# A Phase-Aligned Oscilloscope for Web Audio

A music synthesizer should produce nice periodic waveforms when a note is played. We should be able to see that regularity when we visualize the sound pressure with an oscilloscope, here demonstrated with the Yamaha DX7 emulator: ## The Problem

We can see the regularity, but hold on. The waveform is jumping around, flickering left and right. It doesn't appear fixed in one spot. That makes it awfully hard to see how the waveform evolves as we hold a note down.

The basic problem is that the visualization update is not synchronized to the wave period. The waveform is drawn by taking a snapshot of audio data – say, 1024 samples – at successive instants. The snapshots are performed in this case by a Web Audio API analyzer node, ideally at 60 times per second. The position (phase) of the periodic wave will not appear aligned in successive snapshots (unless we're playing an E above middle C, which happens to be 659.25 hz, a near multiple of 60 hz). Hmm!

## The Solution

We need 2 ingredients to really do this right.

1. When we get some audio data to draw, we need to know the exact moment in time the data corresponds to. The Web Audio API provides this in the form of AudioContext.currentTime.
2. We need to know the frequency of the note we're interested in drawing. Let's say whatever note was pressed last.

Every time we want to draw a frame of audio data, we divide the `sampleTime` by the wave `period` and call the remainder `sampleOffset`. The units are in audio samples, running at 44100 samples per second.

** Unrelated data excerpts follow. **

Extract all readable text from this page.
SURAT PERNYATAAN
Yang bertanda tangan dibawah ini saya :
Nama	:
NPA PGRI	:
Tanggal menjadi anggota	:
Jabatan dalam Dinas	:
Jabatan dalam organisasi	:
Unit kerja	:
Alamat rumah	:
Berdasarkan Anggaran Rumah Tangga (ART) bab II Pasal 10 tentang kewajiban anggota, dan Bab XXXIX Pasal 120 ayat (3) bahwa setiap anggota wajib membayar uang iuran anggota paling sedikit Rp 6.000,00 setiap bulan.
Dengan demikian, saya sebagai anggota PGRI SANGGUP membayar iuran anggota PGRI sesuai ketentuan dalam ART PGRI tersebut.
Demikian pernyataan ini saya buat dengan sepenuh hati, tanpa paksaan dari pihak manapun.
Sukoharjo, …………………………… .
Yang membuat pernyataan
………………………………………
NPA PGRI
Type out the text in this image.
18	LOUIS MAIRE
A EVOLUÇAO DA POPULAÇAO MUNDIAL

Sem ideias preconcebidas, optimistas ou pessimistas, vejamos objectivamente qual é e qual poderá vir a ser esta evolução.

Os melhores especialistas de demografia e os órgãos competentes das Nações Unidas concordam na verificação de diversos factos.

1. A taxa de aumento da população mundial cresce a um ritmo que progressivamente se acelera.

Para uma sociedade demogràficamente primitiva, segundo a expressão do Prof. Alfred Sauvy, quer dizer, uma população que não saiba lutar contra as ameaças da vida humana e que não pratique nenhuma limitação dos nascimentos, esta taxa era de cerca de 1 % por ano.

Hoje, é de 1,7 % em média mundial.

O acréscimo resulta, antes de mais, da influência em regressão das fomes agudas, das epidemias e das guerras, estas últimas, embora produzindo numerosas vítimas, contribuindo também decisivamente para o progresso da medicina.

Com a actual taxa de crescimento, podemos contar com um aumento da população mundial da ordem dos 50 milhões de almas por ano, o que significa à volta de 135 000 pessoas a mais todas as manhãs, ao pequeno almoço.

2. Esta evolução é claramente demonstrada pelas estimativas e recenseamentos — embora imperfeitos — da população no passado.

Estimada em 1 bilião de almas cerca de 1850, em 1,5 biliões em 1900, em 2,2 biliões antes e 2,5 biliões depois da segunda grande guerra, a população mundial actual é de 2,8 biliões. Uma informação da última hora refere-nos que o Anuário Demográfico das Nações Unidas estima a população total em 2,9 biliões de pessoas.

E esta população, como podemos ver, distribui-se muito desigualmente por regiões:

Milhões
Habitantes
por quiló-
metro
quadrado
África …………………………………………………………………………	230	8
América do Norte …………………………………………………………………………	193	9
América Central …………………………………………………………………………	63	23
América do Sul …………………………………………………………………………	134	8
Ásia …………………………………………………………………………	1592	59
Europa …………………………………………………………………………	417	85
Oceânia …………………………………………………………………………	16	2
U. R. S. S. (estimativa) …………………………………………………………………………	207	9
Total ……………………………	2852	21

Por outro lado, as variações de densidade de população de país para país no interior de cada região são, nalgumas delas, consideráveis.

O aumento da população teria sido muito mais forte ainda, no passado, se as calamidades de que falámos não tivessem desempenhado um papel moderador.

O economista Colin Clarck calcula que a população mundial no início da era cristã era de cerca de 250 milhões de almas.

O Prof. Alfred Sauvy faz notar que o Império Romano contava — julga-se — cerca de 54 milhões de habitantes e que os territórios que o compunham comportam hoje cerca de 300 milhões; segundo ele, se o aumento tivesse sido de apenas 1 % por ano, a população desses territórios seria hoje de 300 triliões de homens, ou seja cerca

Let's say we're drawing two successive frames of audio data. For these two frames, `sampleTime` might be 10000 and 10705. The note pressed down is middle C at 440 hz, generating a waveform that repeats every `44100 / 440 = 100.2` samples. So we get a `sampleOffset` of `10000 % 100.2 = 80.2` and `10705 % 100.2 = 83.8`. We need to draw the first frame shifted 80.2 samples to the left, and the second frame shifted 83.8 samples to the left. And so on. Ah, much better! The little wobble at the end of this animation shows a pitch vibrato.

Here are the important parts in code. When we get a new note down, we update the periodicity for the visualizer:

```var noteFrequency = frequencyFromNoteNumber(synth.getLatestNoteDown());
visualizer.setPeriod(sampleRate / noteFrequency);
```

and then in our draw loop, subtract the sampleOffset from the x-position:

```analyzerNode.getFloatTimeDomainData(data);
var sampleTime = sampleRate * analyzerNode.context.currentTime;
var sampleOffset = sampleTime % this.period;
...
for (var i = 0, l = data.length; i < l; i++) {
var x = (i - sampleOffset) * WAVE_PIXELS_PER_SAMPLE;
var y = data[i];
graphics.lineTo(x, y);
...
}
```

This doesn't so well for polyphonic synthesis, as multiple notes will have different wave periods running all at once. It works nicely if you hold a high note, and then play an octave or a fifth lower. You can see the consonance (and dissonance) in the waveform as you play various intervals.